Um uns etwas besser orientieren zu können und dem Gewusel kurz zu entfliehen, haben wir erst einmal die Touristeninformation angesteuert, in der neben coolen Miniaturansichten von Tokyo auch englichsprachiges Personal einem weitergeholfen hat. Die freundliche Dame am Schalter hat uns dann erstmal mit einer Karte ausgestattet. Außerdem hat sie uns den Tipp gegeben, dass gegen 17 Uhr eine Parade stattfinden würde. Wir konnten uns zwar nicht wirklich was darunter vorstellen, aber umso gespannter waren. Möchte man sich das Gewusel mal von oben ansehen, empfiehlt es sich, den 7. Stock der Touristeninformation zu besuchen. Neben einem kleinen Kaffee findet man hier eine kleine Aussichtsplattform, von der aus man die Hauptsehenswürdigkeiten – das Tor vor dem Tempel,die angrenzende Marktstraßen und den riesigen Tempel – bewundern kann.

Genug Überblick verschafft – rein ins Gewusel. Bei den japanischen Tempel befindet sich meistens vor dem eigentlichen Tempel erst einmal ein großes Tor, das zuerst passiert wird. Je nach Tempelgröße fällt auch das Tor aus und das vom Senso-ji Tempel ist wirklich riesig. Der in der Mitte hängende Lampion hatte dabei elefantöse Ausmaße und ist wohl auch ein Grund für die Beliebtheit des Fotomotives. Es war gar nicht so einfach hier ein schönes Bild zu machen und während wir warteten, wurden wir vom japanischen Fernsehen angesprochen, die gerne ein paar Aufnahmen mit uns gemacht hätten. Weißbrote wie uns fand man nämlich nicht so viele auf dem Platz. Irgendwie war uns aber nicht danach und lehnten unseren Gastauftritt dankend ab. Hat man das Hozomon Tor dann passiert, sind die folgenden 700 Meter mit allerlei Marktständen gesäumt. Hier findet man neben Fächern, Kimonos und traditionellen Sandalen allerlei Leckereien. Aufgefallen sind uns dabei vor allem die Stände, die Erdbeeren, Erdbeer Drinks oder Erdbeer-Mochis verkauften, da sich vor diesen Ständen massenhaft Japaner tummelten. Scheinbar sind Erdbeeren voll das Ding in Japan. Die Obstpreise in Japan sind im Übrigen vollkommen verrückt: 3 Erdbeeren waren für gut 5€ zu haben; eine viertel Galiamelone haben wir an einem anderen Tag für schlappe 15€ gesehen. Da empfiehlt es sich doch bei den Bananen zu bleiben, die man zu etwa deutschen Preisen bekommen kann oder schlichtweg eher auf Obst zu verzichten.

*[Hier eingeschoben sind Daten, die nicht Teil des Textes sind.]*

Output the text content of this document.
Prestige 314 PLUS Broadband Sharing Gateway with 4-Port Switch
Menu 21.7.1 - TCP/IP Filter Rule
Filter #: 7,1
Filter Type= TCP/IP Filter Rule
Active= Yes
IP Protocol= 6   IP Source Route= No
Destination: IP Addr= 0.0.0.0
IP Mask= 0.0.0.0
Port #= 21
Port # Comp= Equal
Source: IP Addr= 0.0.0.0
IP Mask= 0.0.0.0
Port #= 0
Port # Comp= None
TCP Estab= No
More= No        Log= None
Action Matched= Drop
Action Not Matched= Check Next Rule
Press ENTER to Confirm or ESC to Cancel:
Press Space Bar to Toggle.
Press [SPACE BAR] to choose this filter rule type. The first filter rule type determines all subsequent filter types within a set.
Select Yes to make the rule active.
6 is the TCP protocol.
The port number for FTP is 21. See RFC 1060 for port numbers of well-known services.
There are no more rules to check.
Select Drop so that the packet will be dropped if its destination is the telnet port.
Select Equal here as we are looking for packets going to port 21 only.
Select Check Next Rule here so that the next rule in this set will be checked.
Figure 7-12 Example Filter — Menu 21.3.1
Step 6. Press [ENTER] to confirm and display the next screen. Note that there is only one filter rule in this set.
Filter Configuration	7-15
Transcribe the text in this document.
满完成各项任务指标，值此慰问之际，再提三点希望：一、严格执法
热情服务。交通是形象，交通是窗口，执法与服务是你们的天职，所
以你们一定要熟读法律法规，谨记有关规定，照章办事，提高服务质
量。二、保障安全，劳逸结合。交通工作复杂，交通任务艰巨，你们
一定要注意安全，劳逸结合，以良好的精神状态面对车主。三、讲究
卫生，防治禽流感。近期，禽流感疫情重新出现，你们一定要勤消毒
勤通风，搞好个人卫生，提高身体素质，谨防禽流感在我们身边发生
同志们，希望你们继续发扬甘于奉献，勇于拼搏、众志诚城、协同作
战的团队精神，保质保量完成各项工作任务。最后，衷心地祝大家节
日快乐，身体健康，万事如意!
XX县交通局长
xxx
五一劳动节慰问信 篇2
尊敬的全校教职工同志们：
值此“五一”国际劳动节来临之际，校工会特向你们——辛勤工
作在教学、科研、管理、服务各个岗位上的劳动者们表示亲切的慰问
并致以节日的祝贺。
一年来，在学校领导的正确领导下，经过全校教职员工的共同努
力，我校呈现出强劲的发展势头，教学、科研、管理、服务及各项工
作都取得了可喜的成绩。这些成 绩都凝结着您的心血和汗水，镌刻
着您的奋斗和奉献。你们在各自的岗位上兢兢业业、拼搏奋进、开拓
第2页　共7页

Hat man die Stände hinter sich gelassen, kommt man schließlich zu dem riesigen Tempel, der sich geruchstechnisch schnon einige Meter vorher ankündigt, da am Eingang riesige Schalen mit rauchenden Räucherstäbchen stehen. Ein Geruch auf den Simone ja so sehr abfährt, dass sie vor den Schalen erstmal notorisch Pause machen muss und ein, zwei Atemzüge nimmt. Dabei wird jedes Mal beschlossen, das heimische Wohnzimmer auch wieder verstärkt zu beräuchern. Für Markus vollkommen unverständlich wird das Ganze aber jedes Mal mit einem Lacher quittiert. Oftmals haben Tempel ja etwas beruhigendes, ruhiges und mystisches. Der Sens?-ji Tempel strahlt diese Atmosphäre aber absolut gar nicht aus und irgendwie denkt man hier eher an einen trubeligen Geschäftsplatz. Ständig hört man aus den verschiedensten Richtungen ein metallisches “plink”, da mal wieder jemand Geldmünzen in einen dafür vorgesehenes Behältnis “geopfert” hat. Simone hatte in der Vorbereitung auf Japan mal nachgelesen, wie das eigentlich mit der Religion in Japan so ist. Natürlich ist auch das wieder mal speziell und für uns auch schwer zu greifen. Als Quintessienz haben wir aber folgendes verstanden: Viele Japaner sind zwar Buddhisten, aber gleichzeitig auch Shintoisten. Die Shinto Religion ist ein sehr alter Glaube in Japan, der allerlei sprituelle, göttliche Geister kennt. Diese Geister können dabei in ganz alltäglichen Gegenständen vorgefunden werden, aber auch in der Natur und Tempeln. Soweit Simone das richtig verstanden hat, vermischen viele diese beiden Glauben.
Um die Geister aber zufrieden zu stellen, beziehungsweise sie zu ehren werden also diese Münzen geworfen und wenn das gut 1000 Menschen gleichzeitig machen, führt das nunmal zu ein wenig Hektik und einem ganz schönen Geräuschpegel. Ein für uns sehr interessantes Treiben, was wir auch erstmal in Ruhe beobachtet haben.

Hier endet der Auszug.